After her diagnosis, Sia started walking for exercise, but did not change her diet or eating habits. “Even though I saw how my parents had visibly suffered, I was still in denial, thinking, ‘That won’t happen to me,’” she said. “I didn’t really take it as seriously as I should have. I continued on with my own lifestyle of not doing as much as I should.”
A New Path
In June 2012, Sia moved to Utah with her two sons and her sister and her children to start a new job. She saw the move as an opportunity to try to take control of her health, and the family of nine joined the local recreational center and began exercising together, along with transitioning to a vegetarian diet. Sia’s sister often watched Sia’s sons while Sia exercised, and made sure there were always fresh fruits and vegetables in the fridge.
“Being in a place where we knew no one gave me the self-confidence to get into a swimsuit, and start swimming and eating differently,” Sia said. “In nine months, I had lost about 100 pounds. It was a great incentive to know I was finally doing something about it.”
Three days before Christmas in 2012, Sia saw another opportunity. After several years of mouth pain, her dentist informed her that all of her teeth would need to be removed due to advanced periodontal disease. Sia asked a friend to film the procedure and posted the video on YouTube to serve as encouragement for others to make health a priority.
“I think that’s when I realized that the advocacy of one person can really make an impact on the lives of others, even maybe just one other person,” she said. “I realized that I had a much larger role as far as diabetes is concerned, especially in the Pacific Island community, where these sorts of things are taboo and not spoken about. I decided that I needed to become that catalyst for change, and break that silence of shame that surrounds diabetes.”
Every day offers the opportunity to make healthy choices for Sia. “Although I’ve lost all this weight, and I have all this knowledge, I still struggle daily,” she said. “I wake up at 4 a.m. so that I’m at the gym when it opens at 5. I prepare the night before because I know I need to stay hydrated. I ask myself daily, what am I going to eat? It’s all about choices. And it’s all up to you. You have the power to change how your story ends.”
Encouraged by her weight loss, Sia was motivated to continue with her healthy efforts. An online search for weight loss support revealed Annette Miller, a member of the CNN® 2013 Fit Nation Triathlon Challenge. Sia was so inspired by Annette’s story that she applied for the 2014 Challenge, and was accepted as a member of the six-person team.
Since January 2014, the “Sassy Six” has received daily emails and support from a trainer, and is training to participate in a triathlon this month. The team gathered in June for a mock triathlon, comprised of swimming 400 yards in the ocean, biking 12 miles and running 5K, which Sia successfully completed. Sia has shared her progress on Twitter at @TriHardSia.
“Sometimes, it’s having the audacity to dare, to push yourself and say, ‘Why not me? Why not the word ‘triathlon’ and my name next to it?’” she said. “I think it’s when we stop dreaming that we lose hope. When you say to yourself, ‘Yes, I can do this,’ I feel like the universe will conspire to get you there.”
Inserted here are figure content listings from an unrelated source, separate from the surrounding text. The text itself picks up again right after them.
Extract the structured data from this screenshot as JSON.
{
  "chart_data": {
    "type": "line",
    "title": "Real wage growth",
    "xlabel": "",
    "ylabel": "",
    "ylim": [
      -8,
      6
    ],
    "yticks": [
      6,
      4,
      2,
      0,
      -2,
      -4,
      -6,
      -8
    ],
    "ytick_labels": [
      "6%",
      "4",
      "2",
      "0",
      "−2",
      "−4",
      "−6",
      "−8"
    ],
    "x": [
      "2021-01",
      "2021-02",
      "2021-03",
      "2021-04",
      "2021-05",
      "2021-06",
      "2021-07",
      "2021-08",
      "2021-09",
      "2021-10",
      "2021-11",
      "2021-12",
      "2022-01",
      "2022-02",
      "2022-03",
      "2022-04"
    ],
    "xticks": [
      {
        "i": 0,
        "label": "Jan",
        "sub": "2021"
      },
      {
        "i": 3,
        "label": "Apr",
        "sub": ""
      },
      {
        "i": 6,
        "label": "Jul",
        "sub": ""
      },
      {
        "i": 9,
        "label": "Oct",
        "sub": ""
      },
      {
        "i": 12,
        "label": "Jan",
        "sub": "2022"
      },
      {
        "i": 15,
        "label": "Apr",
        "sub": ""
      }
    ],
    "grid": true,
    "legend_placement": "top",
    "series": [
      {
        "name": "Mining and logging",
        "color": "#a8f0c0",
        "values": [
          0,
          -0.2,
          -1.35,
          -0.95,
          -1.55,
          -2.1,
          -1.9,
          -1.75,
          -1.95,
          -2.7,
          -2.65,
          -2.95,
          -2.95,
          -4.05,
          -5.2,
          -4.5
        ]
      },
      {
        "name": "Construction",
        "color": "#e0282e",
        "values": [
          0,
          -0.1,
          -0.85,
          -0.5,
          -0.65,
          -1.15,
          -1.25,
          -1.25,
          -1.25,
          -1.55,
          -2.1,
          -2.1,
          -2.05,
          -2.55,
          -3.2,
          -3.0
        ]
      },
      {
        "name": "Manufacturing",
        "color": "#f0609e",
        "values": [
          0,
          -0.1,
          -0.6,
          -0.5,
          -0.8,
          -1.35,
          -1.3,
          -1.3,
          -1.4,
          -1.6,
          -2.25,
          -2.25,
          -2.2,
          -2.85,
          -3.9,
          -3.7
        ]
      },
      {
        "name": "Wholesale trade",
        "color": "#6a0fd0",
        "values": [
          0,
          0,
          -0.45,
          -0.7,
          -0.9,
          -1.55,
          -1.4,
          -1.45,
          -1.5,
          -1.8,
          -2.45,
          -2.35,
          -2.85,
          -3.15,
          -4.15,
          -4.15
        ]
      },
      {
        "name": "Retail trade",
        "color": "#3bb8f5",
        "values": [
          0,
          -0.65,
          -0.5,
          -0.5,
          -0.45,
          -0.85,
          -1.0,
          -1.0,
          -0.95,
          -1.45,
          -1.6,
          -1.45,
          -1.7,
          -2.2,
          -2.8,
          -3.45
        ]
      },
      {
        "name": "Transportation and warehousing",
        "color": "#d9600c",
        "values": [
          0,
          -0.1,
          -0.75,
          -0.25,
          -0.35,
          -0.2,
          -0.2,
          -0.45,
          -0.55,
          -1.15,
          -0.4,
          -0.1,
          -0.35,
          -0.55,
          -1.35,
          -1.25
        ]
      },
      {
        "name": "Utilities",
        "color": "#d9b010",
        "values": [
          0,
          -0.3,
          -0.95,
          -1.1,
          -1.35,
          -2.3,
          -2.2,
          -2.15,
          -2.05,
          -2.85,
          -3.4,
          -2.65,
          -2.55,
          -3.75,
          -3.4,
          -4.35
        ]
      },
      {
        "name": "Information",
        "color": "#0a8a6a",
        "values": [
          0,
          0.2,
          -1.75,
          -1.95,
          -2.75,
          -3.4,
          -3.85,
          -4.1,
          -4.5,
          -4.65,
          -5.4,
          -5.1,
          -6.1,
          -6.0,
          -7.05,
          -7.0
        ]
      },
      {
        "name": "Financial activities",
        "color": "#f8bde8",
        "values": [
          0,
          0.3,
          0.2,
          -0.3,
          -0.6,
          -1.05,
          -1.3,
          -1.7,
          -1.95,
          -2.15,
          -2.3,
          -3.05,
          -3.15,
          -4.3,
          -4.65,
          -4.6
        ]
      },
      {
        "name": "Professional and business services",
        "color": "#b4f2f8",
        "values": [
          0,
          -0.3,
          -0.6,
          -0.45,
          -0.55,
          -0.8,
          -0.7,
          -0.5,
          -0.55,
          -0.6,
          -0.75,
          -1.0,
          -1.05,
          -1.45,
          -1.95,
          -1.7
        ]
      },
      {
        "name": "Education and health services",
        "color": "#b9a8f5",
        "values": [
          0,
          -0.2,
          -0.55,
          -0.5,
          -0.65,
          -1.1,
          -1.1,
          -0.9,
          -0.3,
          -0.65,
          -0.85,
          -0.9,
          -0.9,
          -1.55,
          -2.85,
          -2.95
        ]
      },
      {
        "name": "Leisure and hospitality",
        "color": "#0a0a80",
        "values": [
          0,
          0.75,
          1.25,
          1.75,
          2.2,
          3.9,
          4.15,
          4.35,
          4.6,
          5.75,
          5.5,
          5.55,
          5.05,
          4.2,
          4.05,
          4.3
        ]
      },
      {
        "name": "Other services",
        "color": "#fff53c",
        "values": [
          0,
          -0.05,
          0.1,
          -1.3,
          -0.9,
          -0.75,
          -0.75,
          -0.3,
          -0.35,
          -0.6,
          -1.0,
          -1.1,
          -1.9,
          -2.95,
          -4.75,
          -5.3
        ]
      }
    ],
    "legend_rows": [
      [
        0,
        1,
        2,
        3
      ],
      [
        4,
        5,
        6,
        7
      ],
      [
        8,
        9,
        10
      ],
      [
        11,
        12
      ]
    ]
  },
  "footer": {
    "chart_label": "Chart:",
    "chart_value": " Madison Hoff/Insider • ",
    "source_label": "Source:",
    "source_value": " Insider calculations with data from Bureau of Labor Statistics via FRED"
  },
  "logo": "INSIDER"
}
What a powerful story and message! I was definitely feeling some of that super strength pouring through as I talked with Sia. Her drive to transform herself and help others is inspiring and commendable. I look forward to hearing more about her experience. Thanks so much, Sia, for sharing your story.
All the best,
Disclosure: Sia Figiel received no compensation for this post. All opinions contained in this post reflect those of the interviewee, and not of Sanofi US, its employees, agencies or affiliates.